The Rev. Donna J. Quenroe, who spent 40 years as a spiritual counselor to Minnesota prison inmates, died March 22 at a Wayzata nursing home. She was 80, and had resided in her later years in Plymouth.
Quenroe was the founder in 1975 and longtime president of H.O.P.E. Ministries Inc., which has served inmates in Stillwater prison, Oak Park Heights prison and St. Cloud prison.
She continued to offer twice-a-month worship services at Stillwater prison until about nine months ago, said Bruce Gilbert, a board member of the ministry who volunteered with Quenroe for 16 years and continues her work in the prison.
"We pray and sing and the music is normally done by the inmates," said Gilbert. About 30 to 50 inmates participate in the Stillwater worship program, he added.
Sarah Latuseck of the Minnesota Corrections Department said the ministry offers inmates an opportunity to practice their beliefs and principles inside the prison walls.

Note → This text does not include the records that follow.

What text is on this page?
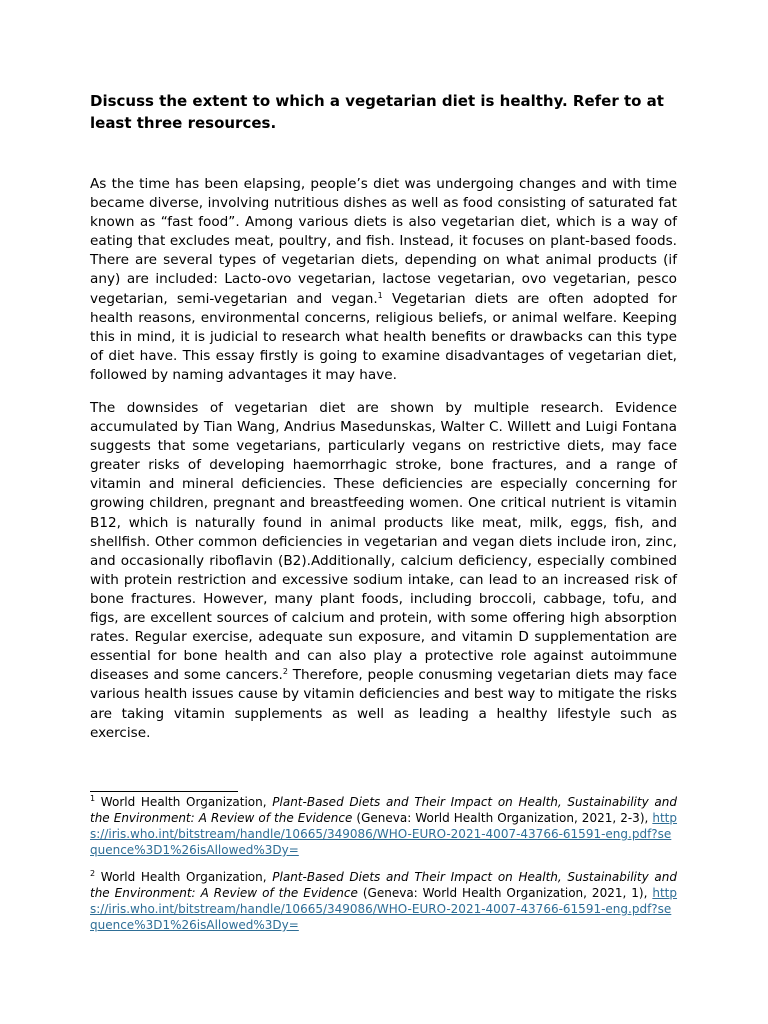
Discuss the extent to which a vegetarian diet is healthy. Refer to at least three resources.

As the time has been elapsing, people’s diet was undergoing changes and with time became diverse, involving nutritious dishes as well as food consisting of saturated fat known as “fast food”. Among various diets is also vegetarian diet, which is a way of eating that excludes meat, poultry, and fish. Instead, it focuses on plant-based foods. There are several types of vegetarian diets, depending on what animal products (if any) are included: Lacto-ovo vegetarian, lactose vegetarian, ovo vegetarian, pesco vegetarian, semi-vegetarian and vegan.$^1$ Vegetarian diets are often adopted for health reasons, environmental concerns, religious beliefs, or animal welfare. Keeping this in mind, it is judicial to research what health benefits or drawbacks can this type of diet have. This essay firstly is going to examine disadvantages of vegetarian diet, followed by naming advantages it may have.

The downsides of vegetarian diet are shown by multiple research. Evidence accumulated by Tian Wang, Andrius Masedunskas, Walter C. Willett and Luigi Fontana suggests that some vegetarians, particularly vegans on restrictive diets, may face greater risks of developing haemorrhagic stroke, bone fractures, and a range of vitamin and mineral deficiencies. These deficiencies are especially concerning for growing children, pregnant and breastfeeding women. One critical nutrient is vitamin B12, which is naturally found in animal products like meat, milk, eggs, fish, and shellfish. Other common deficiencies in vegetarian and vegan diets include iron, zinc, and occasionally riboflavin (B2).Additionally, calcium deficiency, especially combined with protein restriction and excessive sodium intake, can lead to an increased risk of bone fractures. However, many plant foods, including broccoli, cabbage, tofu, and figs, are excellent sources of calcium and protein, with some offering high absorption rates. Regular exercise, adequate sun exposure, and vitamin D supplementation are essential for bone health and can also play a protective role against autoimmune diseases and some cancers.$^2$ Therefore, people conusming vegetarian diets may face various health issues cause by vitamin deficiencies and best way to mitigate the risks are taking vitamin supplements as well as leading a healthy lifestyle such as exercise.

$^1$ World Health Organization, Plant-Based Diets and Their Impact on Health, Sustainability and the Environment: A Review of the Evidence (Geneva: World Health Organization, 2021, 2-3), https://iris.who.int/bitstream/handle/10665/349086/WHO-EURO-2021-4007-43766-61591-eng.pdf?sequence%3D1%26isAllowed%3Dy=

$^2$ World Health Organization, Plant-Based Diets and Their Impact on Health, Sustainability and the Environment: A Review of the Evidence (Geneva: World Health Organization, 2021, 1), https://iris.who.int/bitstream/handle/10665/349086/WHO-EURO-2021-4007-43766-61591-eng.pdf?sequence%3D1%26isAllowed%3Dy=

Quenroe became a Lutheran minister and founded the nonprofit, nondenominational prison program after promising to serve God if she survived a life-threatening infection in 1970, according to her "testimony," the story of her faith that she told to audiences and had printed. "I will never stop serving You a day in my life," she pledged.
She was ordained as a Lutheran minister on Dec. 31, 1976, after religious and counseling studies at Lutheran colleges, said her daughter, Shari Quenroe-Savage. She was 42 at the time of her ordination.
By then, the Rev. Quenroe had already launched her prison ministry, which her daughter said went on to serve thousands of inmates.